Savitri finds out, confronts Ramani and leaves home, only to return a few days later.
I think this is a really interesting story, as there is a certain amount of Jane Eyre like elements in the story. Sure, it lacks a romantic brooding Mr. Rochester, but in a way it’s Jane Eyre transposed to Malgudi as a mother of three children with a husband who has found another younger woman to spend his time with.
There are even whole sentences which have just a little bit missing from being Jane’s “I am no bird” speech when Savitri is looking for justice from her husband.
Ramani doesn’t see it though, and she leaves in the middle of the night, only to go through a similar, but noticeably shorter detour, during which she is saved from drowning by a helpful stranger, who in a way takes her in and helps her find a job, even though it’s for a short while – but it’s the elements of Jane Eyre’s story. The stranger doesn’t turn out to be her relative in any way though…

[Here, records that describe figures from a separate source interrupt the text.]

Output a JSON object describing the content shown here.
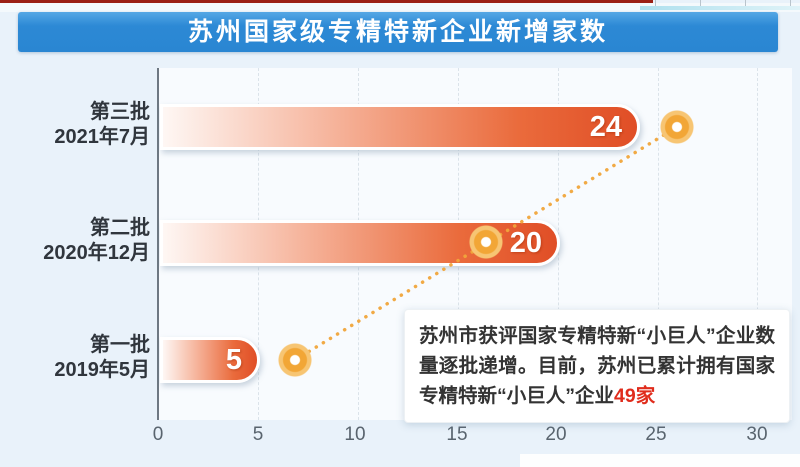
{
  "title": "苏州国家级专精特新企业新增家数",
  "chart_data": {
    "type": "bar",
    "orientation": "horizontal",
    "title": "苏州国家级专精特新企业新增家数",
    "categories": [
      "第三批 2021年7月",
      "第二批 2020年12月",
      "第一批 2019年5月"
    ],
    "rows": [
      {
        "batch": "第三批",
        "date": "2021年7月",
        "value": 24
      },
      {
        "batch": "第二批",
        "date": "2020年12月",
        "value": 20
      },
      {
        "batch": "第一批",
        "date": "2019年5月",
        "value": 5
      }
    ],
    "values": [
      24,
      20,
      5
    ],
    "x_ticks": [
      "0",
      "5",
      "10",
      "15",
      "20",
      "25",
      "30"
    ],
    "xlim": [
      0,
      30
    ],
    "grid": "vertical-dashed",
    "legend": "none",
    "trend_line": "dotted line with ring markers rising from batch 1 to batch 3",
    "colors": {
      "title_bg": "#2a86d2",
      "bar_gradient_start": "#fef7f4",
      "bar_gradient_end": "#e04e26",
      "marker": "#f2a636",
      "background": "#e9f2fa"
    }
  },
  "annotation": {
    "text_before": "苏州市获评国家专精特新“小巨人”企业数量逐批递增。目前，苏州已累计拥有国家专精特新“小巨人”企业",
    "highlight": "49家",
    "highlight_color": "#e02c1c"
  }
}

Savitri, as Jane Eyre, is determined to not accept charity, and to work for her food, as her husband had pointed out and as she herself feels, that she doesn’t own anything, everything has only ever been her father’s, her husband’s or her son’s. And she is happy when she gets to have rice that she has earned with work…
The end of the book is poignant though – Savitri has returned home, her husband has been in a good mood, but Savitri is still gloomy. The stranger who had helped her, goes past her street yelling out his services and she consider’s calling out to him, seeing as he looked hungry. But she doesn’t, as she feels that she doesn’t have anything to offer – everything is still only her husband’s.
It is a really short book, but it’s a powerful story and Narayan has brought out many opposing ideas -we have a family with the man being the dominating one, in Savitri’s and Ramani’s case. And one where the woman dominates in case of the stranger Mari who saves Savitri, and his wife Ponni. There is the idea that married women and prostitutes have a lot in common, with the difference being that married women don’t switch men… and then there’s Savitri’s understanding of how it’s really important that her daughters would get a better education than she did, so that they could earn a living on their own – I think that is the reason why Savitri returns home.